In terms of regulatory concerns, it said the agency is “keenly interested in the long-term follow-up of patients enrolled in the original pivotal DES randomized trials, as well as those in the more complex patient and lesion subsets (for example, patients with diabetes; acute myocardial infarction or multiple vessel disease; or lesions involving arterial bifurcations, the left main coronary artery, and long arterial segments) who are currently being treated in “real world” randomized and registry studies.
It also said it continues to evaluate information related to treatment using the drug clopidogrel (Plavix), in combination with aspirin, to reduce or prevent restenosis in DES patients.
“Although the duration of clopidogrel appeared to be adequate for the selected patients in the original clinical trials conducted to support FDA approval,” the statement says, “the agency recognizes that the optimal duration of clopidogrel in more complex patients has not been defined. The recommended duration of clopidogrel administration and patient compliance with the prescribed regimen are likely interrelated with patient and anatomical factors that are associated with DES thrombosis.”

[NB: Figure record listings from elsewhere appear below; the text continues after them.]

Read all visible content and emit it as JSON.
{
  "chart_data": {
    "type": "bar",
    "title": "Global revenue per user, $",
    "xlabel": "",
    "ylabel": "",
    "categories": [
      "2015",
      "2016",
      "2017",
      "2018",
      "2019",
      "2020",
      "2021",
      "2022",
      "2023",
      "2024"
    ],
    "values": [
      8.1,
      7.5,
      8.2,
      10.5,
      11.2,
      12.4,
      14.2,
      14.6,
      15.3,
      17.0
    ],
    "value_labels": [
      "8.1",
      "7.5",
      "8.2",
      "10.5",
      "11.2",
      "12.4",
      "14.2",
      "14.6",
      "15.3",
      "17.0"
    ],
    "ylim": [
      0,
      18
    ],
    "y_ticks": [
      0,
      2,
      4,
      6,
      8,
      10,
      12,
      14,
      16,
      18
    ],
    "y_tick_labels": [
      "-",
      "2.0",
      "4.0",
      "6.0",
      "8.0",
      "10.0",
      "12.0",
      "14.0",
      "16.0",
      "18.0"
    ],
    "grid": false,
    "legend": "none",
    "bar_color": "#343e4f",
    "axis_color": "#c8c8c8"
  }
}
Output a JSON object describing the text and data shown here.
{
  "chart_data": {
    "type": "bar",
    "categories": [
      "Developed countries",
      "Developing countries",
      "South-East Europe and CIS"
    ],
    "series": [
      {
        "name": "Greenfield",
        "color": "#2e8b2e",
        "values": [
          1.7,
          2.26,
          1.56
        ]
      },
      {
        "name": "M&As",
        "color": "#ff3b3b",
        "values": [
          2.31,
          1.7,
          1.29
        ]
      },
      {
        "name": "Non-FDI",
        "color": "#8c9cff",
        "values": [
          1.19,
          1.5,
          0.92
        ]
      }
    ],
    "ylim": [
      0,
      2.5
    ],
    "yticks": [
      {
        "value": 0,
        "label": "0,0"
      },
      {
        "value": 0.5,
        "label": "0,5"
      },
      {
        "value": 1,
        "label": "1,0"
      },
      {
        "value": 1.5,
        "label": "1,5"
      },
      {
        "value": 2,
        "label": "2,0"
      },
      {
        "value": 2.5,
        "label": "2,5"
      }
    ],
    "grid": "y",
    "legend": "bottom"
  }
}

It adds: “Additional clinical data are likely needed to reach conclusions regarding the optimal antiplatelet therapy regimen for DES patients.”
The incidence and timing of stent thrombosis related to DES and the appropriate duration of the use of clopidogrel in patients implanted with DES devices, it said, will be two important topics of the advisory panel meeting that it said will be scheduled “by the end of the year.”
The advisory panel of “outside experts,” it said, “will assist the agency in the review and analysis of the available scientific data and provide recommendations for appropriate actions to address this issue, such as possible changes to device labeling or the need for additional clinical studies.
Boston Scientific issued a press release saying that it welcomed the FDA's statement supporting DES safety “when used for the FDA-approved indications.”
The company's Taxus Express Paclitaxel-Eluting DES is indicated for improving luminal diameter for the treatment of de novo lesions <28 mm in length in native coronary arteries >2.5 to <3.75 mm in diameter.
The Cypher Sirolimus-eluting DES from Cordis is indicated for improving coronary luminal diameter in patients with symptomatic ischemic disease due to discrete de novo lesions of length <30 mm in native coronary arteries with reference vessel diameter of >2.5 mm to <3.5 mm.
Boston Scientific said it is conducting additional studies of its own, “involving more than 10,000 patients with long-term follow up to evaluate the TAXUS stent in an even broader range of patients and lesions.”